A fun game is to pause at any second of this joint and see whose expression matches your own.

Springwood is a ghost town in this movie because Freddy killed everyone offscreen between movies. Why they thought that would be less interesting to show us than Freddy playing Nintendo and stealing a deaf kid's hearing aid for 90 minutes, I have no idea. The town with no children could have been a fantastically creepy setting, but instead it sucked.


The Twin Peaks nod is nice and all, but imagine if this flick had half the atmosphere of that show.
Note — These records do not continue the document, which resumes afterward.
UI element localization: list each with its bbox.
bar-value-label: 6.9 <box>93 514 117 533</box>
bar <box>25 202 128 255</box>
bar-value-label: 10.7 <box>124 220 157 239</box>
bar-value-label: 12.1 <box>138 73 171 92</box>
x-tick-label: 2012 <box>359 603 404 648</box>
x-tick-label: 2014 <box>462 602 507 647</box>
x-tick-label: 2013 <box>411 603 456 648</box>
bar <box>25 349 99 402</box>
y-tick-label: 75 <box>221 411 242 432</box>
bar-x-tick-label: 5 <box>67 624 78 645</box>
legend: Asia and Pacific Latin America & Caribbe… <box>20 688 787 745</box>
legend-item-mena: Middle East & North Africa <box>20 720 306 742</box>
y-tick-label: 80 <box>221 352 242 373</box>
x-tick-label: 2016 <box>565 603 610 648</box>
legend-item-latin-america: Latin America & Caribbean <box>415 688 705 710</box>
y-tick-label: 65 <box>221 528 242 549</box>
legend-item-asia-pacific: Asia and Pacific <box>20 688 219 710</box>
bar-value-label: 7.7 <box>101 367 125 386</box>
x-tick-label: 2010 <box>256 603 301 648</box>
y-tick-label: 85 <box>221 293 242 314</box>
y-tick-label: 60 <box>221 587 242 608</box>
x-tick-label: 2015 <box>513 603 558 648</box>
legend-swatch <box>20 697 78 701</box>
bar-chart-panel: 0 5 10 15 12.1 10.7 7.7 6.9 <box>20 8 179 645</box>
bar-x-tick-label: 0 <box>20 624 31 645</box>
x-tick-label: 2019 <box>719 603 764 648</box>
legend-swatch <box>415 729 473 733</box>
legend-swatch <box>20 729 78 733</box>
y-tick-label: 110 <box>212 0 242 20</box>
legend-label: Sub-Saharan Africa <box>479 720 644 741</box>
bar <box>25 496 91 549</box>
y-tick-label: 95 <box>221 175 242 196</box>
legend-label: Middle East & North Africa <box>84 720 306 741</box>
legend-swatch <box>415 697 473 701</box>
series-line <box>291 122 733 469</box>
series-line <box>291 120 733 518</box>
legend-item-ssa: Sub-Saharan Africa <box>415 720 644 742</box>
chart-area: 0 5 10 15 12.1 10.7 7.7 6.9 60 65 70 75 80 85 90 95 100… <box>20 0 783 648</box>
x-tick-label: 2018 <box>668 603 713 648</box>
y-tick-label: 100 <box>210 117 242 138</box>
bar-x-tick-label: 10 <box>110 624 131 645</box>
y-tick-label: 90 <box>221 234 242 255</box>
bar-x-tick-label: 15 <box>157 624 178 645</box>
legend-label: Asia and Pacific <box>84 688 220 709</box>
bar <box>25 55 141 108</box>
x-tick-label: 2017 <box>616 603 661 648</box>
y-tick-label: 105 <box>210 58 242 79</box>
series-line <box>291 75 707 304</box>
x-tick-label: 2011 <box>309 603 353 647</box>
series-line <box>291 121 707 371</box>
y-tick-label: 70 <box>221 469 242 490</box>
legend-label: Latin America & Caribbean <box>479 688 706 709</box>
So Freddy offs the kids in increasingly stupid ways, stopping only to shill for Nintendo, and then somehow follows Maggie and Tracy back to wherever they come from. I guess the rules for this instalment are that Freddy can't leave Springwood without someone to carry him, so he sent out the John Doe character to bring someone back for him to hitch a ride on. So why didn't he just hitch a ride with the John Doe? Anyway, Maggie learns that she's Freddy's daughter (dumb) and that he got his powers from three floating skull things (gay) and that he lived in the famous Elm Street house, meaning that Nancy's mom moved into the house of the guy she torched (Road Trip).


A twist of some potential fascination teased, then instantly abandoned for more dumb shlock.

Freddy still has powers in the waking world, he just stops using them immediately after this for no reason at all.

Look, you've read my part 5 writeup. You know I'll defend practically anything with the Elm Street name attached to it. This piece of shit is on its own.

You know you're looking at a classy production when all the newspaper articles are copypasted from the sports page and World War 2 history books.

The once feared dream demon kills time by taunting a deaf kid.

Finally Maggie defeats Freddy with the power of 3D glasses, probably because they realised Friday the 13th had a 3D instalment and didn't want to miss out on the trendwhoring, even though 3D wasn't even trendy in the early 90s. Is there anything good about this movie? Well, I liked the fact that Alice Cooper is Freddy's stepdad. I liked the gag where he cuts off his fingers while counting down the ways people have killed him in the past. Maggie was pretty hot. Oh, and Iggy Pop wrote a song for the credits in like two minutes for it, which I thought was funny.


Just close your eyes and think of Dream Warriors.

What did Rachel Talalay mean by this?

The best way to view this one is not even as part of the series but as a parody of it, but even that doesn't work too well because it doesn't even have enough jokes per minute to work as a Hot Shots style parody. But if the intention was to kill off any interest in the series, they succeeded. Killing off Freddy gave it a small box office bump but by the time of Wes Craven's New Nightmare a few years later, nobody cared about Freddy anymore. That's a shame because New Nightmare is one of the best in the series, and almost certainly the best seventh instalment in any film series.